NEW YORK (JTA) – After facing criticism for its handling of inappropriate behavior by a convert-supervising rabbi who turned out to be a mikvah-peeping voyeur, the country’s main centrist Orthodox rabbinical group has released key guidelines aimed at preventing abuses during the conversion process.

The Rabbinical Council of America is recommending that would-be converts be given a clear sense from the outset of the timeline and requirements for conversion, and that the conversion curriculum be standardized.

The review of the RCA’s Geirus Protocol and Standards (GPS) conversion process, announced last October two weeks after Rabbi Barry Freundel’s arrest, was designed to establish safeguards against rabbinic misconduct and included both women and converts.

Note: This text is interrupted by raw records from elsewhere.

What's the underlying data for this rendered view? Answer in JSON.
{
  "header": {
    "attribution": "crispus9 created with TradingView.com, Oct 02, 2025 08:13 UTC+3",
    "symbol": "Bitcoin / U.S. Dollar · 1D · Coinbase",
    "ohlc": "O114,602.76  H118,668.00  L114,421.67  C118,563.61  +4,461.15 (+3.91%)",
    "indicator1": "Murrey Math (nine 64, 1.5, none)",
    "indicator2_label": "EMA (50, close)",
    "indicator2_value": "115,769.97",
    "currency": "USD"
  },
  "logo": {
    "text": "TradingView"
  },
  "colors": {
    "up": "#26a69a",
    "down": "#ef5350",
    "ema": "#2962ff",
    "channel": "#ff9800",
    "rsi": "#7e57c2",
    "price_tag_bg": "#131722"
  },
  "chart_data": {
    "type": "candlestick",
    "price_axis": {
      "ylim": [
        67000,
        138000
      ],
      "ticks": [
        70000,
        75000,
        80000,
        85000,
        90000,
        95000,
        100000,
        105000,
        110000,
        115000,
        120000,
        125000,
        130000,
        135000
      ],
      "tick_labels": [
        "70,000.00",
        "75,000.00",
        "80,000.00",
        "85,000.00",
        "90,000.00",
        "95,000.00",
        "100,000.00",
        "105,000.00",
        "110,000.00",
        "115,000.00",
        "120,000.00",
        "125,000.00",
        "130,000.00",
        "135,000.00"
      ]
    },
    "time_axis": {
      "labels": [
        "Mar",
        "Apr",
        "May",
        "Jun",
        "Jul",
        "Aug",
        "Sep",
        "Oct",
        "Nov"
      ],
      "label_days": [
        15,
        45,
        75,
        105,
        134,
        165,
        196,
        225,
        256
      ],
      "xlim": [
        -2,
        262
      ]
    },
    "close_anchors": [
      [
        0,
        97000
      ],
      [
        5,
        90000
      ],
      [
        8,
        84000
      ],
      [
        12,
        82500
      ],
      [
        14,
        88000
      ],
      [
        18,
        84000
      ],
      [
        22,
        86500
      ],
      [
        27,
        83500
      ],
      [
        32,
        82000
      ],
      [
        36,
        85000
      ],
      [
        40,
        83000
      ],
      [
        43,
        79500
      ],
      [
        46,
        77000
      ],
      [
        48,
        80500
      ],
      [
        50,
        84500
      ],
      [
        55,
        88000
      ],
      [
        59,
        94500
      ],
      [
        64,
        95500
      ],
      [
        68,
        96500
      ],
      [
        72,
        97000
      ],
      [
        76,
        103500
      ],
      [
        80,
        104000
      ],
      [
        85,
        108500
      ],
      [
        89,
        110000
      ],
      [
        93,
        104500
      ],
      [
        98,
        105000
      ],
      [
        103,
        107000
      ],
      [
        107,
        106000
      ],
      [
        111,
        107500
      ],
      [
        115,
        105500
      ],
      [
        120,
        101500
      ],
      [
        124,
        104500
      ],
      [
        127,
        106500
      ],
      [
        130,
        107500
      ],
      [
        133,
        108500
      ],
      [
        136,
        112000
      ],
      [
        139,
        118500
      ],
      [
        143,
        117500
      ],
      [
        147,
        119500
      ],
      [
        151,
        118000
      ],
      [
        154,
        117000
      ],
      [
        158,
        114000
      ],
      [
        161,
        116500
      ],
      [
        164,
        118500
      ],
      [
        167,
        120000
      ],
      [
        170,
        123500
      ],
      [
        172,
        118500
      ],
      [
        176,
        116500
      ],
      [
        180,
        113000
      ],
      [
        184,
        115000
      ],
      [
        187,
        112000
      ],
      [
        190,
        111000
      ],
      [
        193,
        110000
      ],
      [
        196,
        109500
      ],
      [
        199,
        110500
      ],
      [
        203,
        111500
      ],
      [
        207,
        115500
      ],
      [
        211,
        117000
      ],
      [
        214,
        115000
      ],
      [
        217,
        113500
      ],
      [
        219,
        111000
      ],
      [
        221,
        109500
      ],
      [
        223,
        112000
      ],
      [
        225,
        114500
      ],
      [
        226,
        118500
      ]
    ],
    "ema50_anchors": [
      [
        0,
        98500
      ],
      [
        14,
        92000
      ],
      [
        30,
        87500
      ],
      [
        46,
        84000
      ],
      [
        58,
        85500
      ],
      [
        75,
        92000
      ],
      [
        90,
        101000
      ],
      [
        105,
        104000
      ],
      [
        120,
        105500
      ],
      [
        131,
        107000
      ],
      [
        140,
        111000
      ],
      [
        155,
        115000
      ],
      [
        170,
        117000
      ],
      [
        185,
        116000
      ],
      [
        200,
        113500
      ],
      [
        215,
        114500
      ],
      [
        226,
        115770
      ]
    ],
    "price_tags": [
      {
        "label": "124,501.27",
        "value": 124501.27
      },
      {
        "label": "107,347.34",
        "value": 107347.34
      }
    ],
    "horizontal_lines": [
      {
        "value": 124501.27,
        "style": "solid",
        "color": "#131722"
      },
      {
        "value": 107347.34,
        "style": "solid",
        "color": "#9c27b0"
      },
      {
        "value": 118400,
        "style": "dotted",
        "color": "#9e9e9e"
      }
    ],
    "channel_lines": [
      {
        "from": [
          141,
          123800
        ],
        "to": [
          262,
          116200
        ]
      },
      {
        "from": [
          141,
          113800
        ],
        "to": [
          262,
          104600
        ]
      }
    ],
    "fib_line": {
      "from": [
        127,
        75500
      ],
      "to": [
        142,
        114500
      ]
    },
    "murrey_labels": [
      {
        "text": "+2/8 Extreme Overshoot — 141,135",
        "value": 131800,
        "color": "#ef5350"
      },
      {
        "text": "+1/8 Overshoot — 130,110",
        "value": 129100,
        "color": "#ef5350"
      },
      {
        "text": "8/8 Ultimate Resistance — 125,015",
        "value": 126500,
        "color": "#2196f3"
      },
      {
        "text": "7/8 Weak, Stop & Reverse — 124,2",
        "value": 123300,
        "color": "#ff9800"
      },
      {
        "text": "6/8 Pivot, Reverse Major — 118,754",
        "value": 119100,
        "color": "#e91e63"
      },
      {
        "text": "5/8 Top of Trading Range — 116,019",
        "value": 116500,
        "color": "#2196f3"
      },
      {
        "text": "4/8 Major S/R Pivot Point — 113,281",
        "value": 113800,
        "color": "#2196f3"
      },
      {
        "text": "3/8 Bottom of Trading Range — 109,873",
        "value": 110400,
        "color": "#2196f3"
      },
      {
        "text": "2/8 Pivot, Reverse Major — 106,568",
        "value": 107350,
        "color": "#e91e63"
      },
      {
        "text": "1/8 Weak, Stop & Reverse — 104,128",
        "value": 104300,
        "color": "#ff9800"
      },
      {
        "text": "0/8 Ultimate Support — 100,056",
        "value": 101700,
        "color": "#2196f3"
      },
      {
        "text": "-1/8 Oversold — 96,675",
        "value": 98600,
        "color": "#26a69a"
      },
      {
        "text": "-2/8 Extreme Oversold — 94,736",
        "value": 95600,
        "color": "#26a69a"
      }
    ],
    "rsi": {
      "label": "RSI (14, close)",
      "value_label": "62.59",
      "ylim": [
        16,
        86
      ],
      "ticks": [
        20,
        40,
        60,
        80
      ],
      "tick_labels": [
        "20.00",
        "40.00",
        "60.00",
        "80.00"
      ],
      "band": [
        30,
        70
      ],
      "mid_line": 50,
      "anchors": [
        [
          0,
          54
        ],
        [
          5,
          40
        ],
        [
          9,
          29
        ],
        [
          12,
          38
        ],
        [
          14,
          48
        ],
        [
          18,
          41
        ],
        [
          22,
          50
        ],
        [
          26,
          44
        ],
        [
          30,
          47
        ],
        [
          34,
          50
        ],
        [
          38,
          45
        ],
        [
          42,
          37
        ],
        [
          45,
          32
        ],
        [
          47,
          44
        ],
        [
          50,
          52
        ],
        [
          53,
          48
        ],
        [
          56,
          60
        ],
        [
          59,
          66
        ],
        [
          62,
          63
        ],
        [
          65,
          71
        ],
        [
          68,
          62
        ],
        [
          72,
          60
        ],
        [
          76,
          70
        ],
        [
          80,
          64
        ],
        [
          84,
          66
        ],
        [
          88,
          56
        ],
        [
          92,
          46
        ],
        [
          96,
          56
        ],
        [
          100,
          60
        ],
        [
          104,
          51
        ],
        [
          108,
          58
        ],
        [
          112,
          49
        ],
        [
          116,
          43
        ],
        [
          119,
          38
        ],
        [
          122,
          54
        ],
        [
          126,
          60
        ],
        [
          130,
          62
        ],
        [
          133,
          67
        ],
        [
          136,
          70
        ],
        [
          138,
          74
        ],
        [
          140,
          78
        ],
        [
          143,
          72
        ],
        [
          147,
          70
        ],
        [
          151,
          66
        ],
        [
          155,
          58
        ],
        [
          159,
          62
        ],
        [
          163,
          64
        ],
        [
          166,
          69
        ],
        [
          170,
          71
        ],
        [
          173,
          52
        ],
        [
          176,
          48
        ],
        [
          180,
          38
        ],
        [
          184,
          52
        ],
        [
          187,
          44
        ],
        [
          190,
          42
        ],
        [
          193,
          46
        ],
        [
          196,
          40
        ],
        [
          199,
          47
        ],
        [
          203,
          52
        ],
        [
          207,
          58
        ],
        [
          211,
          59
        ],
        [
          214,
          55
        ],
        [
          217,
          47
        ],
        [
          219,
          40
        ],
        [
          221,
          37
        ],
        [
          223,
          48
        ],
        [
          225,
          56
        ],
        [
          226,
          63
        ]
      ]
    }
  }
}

Aside from his crimes of voyeurism, including having female conversion candidates take “practice dunks” in the mikvah ritual bath so he could record them naked on a hidden camera, Freundel had conversion candidates do free clerical work, kept prospective converts in the dark about how long their conversions could take and employed seemingly arbitrary benchmarks for judging candidates’ readiness for conversion. Converts say Freundel is not alone among conversion-sponsoring rabbis in using seemingly capricious timelines and standards for conversion, despite the RCA’s centralizing of Orthodox conversion in 2007 under its GPS system.